As the originator of the AfCFTA, does the African Union have the status to build a constituency in support of its goals? While many in Africa aren’t very familiar with the A.U.’s work, among those who do voice an opinion, perceptions are overwhelmingly positive: 50% of Africans say they think the African Union plays a “somewhat positive” or “very positive” role in their country, compared to just 13% who see its influence as negative. This suggests a foundation of goodwill and receptivity to the A.U.’s voice in support of the AfCFTA.

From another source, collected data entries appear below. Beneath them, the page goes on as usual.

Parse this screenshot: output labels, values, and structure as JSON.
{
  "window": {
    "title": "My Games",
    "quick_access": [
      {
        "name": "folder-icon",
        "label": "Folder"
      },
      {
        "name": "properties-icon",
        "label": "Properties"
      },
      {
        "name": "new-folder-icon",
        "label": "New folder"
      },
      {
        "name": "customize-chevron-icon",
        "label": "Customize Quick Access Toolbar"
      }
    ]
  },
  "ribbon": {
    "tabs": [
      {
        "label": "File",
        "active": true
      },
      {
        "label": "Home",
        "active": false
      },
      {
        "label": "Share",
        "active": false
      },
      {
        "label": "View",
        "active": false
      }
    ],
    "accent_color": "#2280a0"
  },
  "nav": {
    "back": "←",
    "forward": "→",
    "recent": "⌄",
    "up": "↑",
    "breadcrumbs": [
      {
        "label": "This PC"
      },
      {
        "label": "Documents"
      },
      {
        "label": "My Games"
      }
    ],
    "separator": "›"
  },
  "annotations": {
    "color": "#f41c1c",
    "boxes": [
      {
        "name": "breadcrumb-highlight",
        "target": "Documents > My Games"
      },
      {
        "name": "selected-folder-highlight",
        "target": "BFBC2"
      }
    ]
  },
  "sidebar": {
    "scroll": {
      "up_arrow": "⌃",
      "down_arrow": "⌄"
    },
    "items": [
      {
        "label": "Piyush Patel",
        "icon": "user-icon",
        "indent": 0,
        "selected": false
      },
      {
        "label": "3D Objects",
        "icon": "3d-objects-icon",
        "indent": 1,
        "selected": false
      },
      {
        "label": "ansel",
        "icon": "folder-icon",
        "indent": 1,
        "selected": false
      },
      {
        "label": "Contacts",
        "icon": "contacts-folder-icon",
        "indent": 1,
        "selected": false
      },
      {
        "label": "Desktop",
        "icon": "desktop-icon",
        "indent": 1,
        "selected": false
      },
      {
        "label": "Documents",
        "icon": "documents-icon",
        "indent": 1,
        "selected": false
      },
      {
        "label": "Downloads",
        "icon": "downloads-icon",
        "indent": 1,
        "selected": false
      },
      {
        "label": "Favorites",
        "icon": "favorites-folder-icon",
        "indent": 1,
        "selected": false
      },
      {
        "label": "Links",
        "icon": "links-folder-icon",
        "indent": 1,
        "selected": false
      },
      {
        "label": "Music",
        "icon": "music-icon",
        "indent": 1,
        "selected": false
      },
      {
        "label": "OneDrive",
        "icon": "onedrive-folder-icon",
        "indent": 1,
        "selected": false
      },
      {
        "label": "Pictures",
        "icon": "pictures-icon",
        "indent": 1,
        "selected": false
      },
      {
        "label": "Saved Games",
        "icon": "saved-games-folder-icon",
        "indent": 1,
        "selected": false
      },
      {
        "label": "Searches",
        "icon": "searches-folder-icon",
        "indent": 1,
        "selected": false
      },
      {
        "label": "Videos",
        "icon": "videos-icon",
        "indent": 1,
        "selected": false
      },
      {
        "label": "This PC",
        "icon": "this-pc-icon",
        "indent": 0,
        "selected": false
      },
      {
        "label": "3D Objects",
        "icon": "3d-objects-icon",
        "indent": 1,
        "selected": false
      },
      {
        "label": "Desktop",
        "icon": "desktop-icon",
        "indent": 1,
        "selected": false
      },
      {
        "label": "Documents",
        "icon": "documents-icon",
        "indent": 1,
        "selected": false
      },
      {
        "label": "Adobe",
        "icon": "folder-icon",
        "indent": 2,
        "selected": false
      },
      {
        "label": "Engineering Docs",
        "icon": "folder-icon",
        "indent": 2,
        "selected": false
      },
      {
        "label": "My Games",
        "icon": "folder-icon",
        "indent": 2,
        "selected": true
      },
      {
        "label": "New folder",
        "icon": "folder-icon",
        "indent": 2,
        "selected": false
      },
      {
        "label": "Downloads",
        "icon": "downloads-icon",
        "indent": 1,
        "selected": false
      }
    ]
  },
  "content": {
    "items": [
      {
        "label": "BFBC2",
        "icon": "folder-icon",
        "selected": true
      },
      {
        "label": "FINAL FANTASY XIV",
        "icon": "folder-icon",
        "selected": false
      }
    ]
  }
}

Similarly, the continent’s key regional inter-governmental bodies enjoy 5-to-1 positive ratings (55 vs. 11%), presenting openings for the Southern African Development Community (SADC), Economic Community of West African States (ECOWAS), Intergovernmental Authority on Development (IGAD), East African Community (EAC), Arab Maghreb Union (AMU), and Economic Community of Central African States (ECCAS) to help boost free trade in Africa.

 

Afrobarometer surveys suggest that citizens welcome international collaboration when they see it as beneficial, as in their favorable perceptions of Chinese and U.S. influence as well as their approval of foreign-owned retail shops. The newly launched AfCFTA may have just begun to make that case.